Interesting. I met the Nobel Prize winning researcher who first used lasers to halt the random motions of atoms to drop their temps to billionths of a degree Kelvin at Appalachian State back in 2001.
I wonder how they expect the calcium ions to maintain their atomic integrity at such an incredibly low temp and not dissipate into Bose - Einstein condensate? Maybe the magnetic trap will keep the condensate stable.

The experiment is only using a few ions and they are kept organized and separated inside a magnetic field, so at those temperatures, the effect they're hoping to get would essentially be a manifestation of a Bose - Einstein condensate state, not unlike what we see with superconductivity or superfluidity. However characterizing it as a "time crystal" that breaks "temporal symmetry" doesn't make sufficient sense. That being said, there is probably some other way of looking at the experiment that is internally coherent and therefore makes sense within that framework.
 
Yeah, I'm not getting the temporal symmetry thing either. Maybe something "frozen" in time? Time literally quits moving? Maybe?
 
Yeah, I'm not getting the temporal symmetry thing either. Maybe something "frozen" in time? Time literally quits moving? Maybe?
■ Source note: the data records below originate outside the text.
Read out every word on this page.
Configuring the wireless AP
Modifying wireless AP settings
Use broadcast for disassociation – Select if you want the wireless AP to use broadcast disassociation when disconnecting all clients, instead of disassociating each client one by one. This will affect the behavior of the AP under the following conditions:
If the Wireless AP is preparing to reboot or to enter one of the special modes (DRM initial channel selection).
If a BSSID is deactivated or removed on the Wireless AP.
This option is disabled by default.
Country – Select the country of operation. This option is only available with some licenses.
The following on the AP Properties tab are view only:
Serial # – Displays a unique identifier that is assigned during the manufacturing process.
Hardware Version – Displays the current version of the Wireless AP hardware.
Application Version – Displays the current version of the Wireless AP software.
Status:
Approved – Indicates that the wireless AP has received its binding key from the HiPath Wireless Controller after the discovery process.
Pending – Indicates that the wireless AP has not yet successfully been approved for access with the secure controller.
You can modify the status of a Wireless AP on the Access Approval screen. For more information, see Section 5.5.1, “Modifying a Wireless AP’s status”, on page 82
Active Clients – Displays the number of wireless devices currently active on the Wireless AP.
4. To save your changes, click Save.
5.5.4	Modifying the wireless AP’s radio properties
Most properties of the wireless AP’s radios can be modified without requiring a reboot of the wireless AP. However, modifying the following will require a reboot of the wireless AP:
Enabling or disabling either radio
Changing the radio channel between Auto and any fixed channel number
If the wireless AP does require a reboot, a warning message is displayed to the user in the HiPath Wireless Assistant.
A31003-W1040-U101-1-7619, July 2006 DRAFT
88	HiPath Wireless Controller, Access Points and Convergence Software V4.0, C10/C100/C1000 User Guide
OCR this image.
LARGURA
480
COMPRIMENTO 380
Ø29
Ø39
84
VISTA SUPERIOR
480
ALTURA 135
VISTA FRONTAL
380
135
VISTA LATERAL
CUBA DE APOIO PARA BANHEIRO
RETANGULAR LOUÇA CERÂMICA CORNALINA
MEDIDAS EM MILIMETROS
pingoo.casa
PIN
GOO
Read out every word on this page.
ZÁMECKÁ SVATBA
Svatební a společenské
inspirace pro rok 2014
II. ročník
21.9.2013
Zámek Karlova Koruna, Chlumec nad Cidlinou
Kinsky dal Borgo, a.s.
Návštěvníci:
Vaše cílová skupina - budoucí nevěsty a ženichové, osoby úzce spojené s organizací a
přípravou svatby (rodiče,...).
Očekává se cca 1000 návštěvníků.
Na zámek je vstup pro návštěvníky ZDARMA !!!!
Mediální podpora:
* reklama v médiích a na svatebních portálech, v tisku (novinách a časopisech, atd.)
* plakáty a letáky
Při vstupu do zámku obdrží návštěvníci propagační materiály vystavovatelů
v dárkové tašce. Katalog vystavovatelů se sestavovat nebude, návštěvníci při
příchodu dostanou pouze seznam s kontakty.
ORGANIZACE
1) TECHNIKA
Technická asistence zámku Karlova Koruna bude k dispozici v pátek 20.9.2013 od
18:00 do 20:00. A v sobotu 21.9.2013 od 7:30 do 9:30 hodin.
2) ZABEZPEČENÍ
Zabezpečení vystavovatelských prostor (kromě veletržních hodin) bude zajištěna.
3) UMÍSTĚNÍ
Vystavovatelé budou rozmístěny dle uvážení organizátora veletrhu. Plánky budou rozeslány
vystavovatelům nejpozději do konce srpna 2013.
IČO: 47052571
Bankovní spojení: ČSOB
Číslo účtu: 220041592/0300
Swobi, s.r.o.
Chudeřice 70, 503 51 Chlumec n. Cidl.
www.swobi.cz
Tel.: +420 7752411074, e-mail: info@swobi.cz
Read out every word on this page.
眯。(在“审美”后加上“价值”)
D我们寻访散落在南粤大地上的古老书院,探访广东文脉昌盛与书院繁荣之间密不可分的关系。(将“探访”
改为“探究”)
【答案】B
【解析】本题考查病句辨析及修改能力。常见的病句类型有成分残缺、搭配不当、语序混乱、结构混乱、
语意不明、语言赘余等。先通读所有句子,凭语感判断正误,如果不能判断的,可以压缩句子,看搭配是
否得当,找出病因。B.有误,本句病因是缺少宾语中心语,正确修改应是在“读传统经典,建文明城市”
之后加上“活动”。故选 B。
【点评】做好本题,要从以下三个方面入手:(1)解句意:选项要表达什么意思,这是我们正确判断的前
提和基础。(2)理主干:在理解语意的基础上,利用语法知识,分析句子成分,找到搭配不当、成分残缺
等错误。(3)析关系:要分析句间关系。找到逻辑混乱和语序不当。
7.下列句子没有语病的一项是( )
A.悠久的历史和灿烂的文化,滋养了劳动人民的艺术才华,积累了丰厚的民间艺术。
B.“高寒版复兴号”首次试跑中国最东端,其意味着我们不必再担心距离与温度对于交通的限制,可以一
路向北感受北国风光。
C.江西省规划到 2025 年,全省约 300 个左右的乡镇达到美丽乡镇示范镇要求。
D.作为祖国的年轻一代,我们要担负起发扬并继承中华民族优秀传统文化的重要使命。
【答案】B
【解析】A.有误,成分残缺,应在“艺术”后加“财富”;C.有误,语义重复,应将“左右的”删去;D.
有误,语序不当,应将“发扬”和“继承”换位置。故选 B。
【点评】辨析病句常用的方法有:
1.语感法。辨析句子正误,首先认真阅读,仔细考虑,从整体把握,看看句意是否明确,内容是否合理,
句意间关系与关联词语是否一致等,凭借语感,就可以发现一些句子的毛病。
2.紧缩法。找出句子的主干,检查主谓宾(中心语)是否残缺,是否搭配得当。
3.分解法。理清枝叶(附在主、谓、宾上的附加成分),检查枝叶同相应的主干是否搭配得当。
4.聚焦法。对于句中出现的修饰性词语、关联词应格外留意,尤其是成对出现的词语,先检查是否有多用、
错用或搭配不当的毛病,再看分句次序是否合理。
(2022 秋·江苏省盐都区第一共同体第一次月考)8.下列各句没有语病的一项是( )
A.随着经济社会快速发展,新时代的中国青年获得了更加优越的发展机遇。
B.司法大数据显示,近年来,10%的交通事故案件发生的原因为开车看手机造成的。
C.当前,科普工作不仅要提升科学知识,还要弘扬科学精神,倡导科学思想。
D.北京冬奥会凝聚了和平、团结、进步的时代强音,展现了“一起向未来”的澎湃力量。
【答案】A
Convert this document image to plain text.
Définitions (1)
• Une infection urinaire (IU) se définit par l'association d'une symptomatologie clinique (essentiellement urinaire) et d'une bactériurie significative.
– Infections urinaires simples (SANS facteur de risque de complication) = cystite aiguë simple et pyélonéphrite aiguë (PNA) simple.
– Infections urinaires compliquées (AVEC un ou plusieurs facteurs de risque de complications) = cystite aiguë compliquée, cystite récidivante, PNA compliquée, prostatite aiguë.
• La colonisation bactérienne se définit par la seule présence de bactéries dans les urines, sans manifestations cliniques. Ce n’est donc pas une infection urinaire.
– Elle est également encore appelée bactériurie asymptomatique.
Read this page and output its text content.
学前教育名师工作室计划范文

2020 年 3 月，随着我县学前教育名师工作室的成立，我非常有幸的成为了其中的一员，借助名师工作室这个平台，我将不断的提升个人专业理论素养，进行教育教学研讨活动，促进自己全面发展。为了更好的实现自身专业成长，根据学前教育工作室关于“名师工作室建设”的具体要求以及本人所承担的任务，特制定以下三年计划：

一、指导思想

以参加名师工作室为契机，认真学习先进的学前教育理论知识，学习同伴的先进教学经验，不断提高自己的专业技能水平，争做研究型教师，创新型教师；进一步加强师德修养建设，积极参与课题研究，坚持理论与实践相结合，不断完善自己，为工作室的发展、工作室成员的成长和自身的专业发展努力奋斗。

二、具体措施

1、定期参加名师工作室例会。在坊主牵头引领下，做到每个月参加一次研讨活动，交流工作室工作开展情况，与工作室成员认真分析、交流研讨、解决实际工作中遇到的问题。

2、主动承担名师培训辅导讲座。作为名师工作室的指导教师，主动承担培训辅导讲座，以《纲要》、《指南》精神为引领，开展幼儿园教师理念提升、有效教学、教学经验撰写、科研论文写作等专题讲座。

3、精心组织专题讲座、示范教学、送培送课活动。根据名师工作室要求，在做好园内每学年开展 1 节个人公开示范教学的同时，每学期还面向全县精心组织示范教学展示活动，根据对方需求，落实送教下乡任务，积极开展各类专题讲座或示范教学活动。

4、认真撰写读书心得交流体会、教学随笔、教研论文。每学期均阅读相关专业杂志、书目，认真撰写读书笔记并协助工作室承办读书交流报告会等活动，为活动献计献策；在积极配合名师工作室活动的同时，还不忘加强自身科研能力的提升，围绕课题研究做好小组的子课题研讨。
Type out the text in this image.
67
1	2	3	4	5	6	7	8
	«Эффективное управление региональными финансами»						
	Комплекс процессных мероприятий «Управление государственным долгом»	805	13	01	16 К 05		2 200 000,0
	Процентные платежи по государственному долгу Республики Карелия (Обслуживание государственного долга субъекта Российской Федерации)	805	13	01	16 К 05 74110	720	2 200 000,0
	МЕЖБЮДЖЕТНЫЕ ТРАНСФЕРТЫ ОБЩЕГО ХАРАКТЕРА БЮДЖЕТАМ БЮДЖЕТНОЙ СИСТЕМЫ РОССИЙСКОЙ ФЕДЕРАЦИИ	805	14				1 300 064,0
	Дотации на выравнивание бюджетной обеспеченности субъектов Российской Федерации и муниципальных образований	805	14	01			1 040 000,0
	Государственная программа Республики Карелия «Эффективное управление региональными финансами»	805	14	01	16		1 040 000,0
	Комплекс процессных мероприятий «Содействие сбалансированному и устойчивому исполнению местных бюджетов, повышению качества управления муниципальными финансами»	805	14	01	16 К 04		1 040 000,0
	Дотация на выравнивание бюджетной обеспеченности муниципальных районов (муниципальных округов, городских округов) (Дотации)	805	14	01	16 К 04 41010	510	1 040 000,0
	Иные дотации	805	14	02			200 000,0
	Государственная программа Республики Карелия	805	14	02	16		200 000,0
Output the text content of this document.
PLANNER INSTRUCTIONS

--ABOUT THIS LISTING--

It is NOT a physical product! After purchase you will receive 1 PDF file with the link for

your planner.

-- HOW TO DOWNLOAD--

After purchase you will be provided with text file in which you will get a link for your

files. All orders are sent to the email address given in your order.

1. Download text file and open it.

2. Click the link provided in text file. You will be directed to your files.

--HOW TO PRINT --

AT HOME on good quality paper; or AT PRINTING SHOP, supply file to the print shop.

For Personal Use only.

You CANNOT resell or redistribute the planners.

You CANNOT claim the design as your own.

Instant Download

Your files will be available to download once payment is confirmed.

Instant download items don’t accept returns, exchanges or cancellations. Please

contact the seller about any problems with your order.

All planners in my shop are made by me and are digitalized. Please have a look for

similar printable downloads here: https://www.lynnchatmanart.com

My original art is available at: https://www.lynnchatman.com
Well, like I was saying at the start, it seems to be based on the math. Although math can be internally coherent, it may not apply to anything outside it's own abstract context. The so-called perpetual motion induced by the magnetic field is not the same as a "break in temporal symmetry". Magnetic fields store energy and if that energy is transferred to the ion ring causing it to move, then kinetic energy has been transferred from the field to the ion ring. If the current keeps going inside the ring, then it's probably due to the electrons picking up the energy from the magnetic field and transporting it along the ring similar to the way that a superconducting electromagnetic electrical storage unit ( second kind ) does. In those units, electricity has no resistance and therefore will stay in the container indefinitely provided the temperature is maintained. They are actually very efficient, but you don't hear a lot about them ( I wonder why ). Anyway, if the electromagnetic field transfers energy to the electrons in an ion on the ring, it will destabilize the symmetry of the ring because the ion with more energy than its neighbor will push harder against its neighbors. Then at just the right distance, and with just the right power, that ion will transfer its energy to an adjacent ion, causing the space between them to move to that location. In a sense each ion is acting like a tiny capacitor and each time the charge is transferred you get movement. Hypothetically, when the magnetic field is removed, the movement should eventually slow to a stop as the energy is eaten up by the moving ions. So it's not really identical to a superconductor, but it's really close.